An object having a nearly perfect reflecting surface. In ancient times mirrors were invariably made of metal; in Egypt, of polished brass. It is no doubt this kind of mirror to which reference is made in Ex. xxxviii. 8 and in Job xxxvii, 18. Reflections might also be seen in still water (Prov. xxvii. 19). In the enumeration of women’s ornaments in Isa. iii. 23, hand-mirrors seem to be included; but this is somewhat doubtful. References to mirrors occur in the Apocrypha (Ecclus. [Sirach] xxii. 11) and in the New Testament (I Cor. xxxiii. 12).

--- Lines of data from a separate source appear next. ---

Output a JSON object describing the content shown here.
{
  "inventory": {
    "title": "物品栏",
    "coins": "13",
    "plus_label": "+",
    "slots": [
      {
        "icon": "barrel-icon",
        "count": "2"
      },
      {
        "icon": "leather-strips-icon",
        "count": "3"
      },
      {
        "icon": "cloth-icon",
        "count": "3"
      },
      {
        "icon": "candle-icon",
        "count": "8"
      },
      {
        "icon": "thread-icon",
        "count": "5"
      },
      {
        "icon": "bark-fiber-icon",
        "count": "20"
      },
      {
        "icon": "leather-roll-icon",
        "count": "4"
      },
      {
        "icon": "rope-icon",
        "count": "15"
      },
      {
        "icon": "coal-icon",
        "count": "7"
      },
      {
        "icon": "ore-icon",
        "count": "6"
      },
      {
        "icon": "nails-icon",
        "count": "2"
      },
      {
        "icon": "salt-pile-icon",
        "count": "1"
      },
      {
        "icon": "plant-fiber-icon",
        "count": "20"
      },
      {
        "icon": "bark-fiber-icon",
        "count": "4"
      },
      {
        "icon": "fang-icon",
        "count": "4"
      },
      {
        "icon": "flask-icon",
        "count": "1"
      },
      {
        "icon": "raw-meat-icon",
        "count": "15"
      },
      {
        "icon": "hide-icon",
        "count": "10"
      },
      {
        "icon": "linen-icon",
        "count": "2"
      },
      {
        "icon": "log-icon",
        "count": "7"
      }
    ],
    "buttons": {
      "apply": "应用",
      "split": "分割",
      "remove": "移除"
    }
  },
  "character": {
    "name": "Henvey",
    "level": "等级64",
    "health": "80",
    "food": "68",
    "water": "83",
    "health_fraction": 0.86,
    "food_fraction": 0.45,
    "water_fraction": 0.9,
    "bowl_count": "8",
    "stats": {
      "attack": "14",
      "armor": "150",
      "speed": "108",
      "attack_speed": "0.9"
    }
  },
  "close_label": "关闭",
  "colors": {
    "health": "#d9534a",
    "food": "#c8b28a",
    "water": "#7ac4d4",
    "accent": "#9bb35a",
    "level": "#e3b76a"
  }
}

The Rabbis were acquainted with the use of mirrors, sometimes employing metal (Kelim xxx. 2). On the Sabbath it was not allowable to look into a mirror unless it was fixed on a wall (Shab. 149a). It would appear that later there was a tendency to forbid men to view themselves in mirrors, as this was regarded as effeminate (see Levy, “Neuhebr. Wörterb.” i. 236). Nevertheless, the members of Rabbi’s family were allowed to do so (Yer. Shab. vi. 7) because they were “close to the government.”
The modern Jews of eastern Europe have a number of superstitions in regard to mirrors the exact origin of which it is difficult to trace. Mirrors are covered when a person dies. The angel of death will be seen if one looks into a mirror at such a time. If a mirror is broken, seven years of poverty will result; this is a general superstition, and not confined to Jews. In Galicia it is supposed that if one puts a mirror in front of a sleeping man with a candle between them, the sleeper will follow a person whither the latter wills. If the sleeper strikes one under these circumstances, the person stricken will not live more than a year.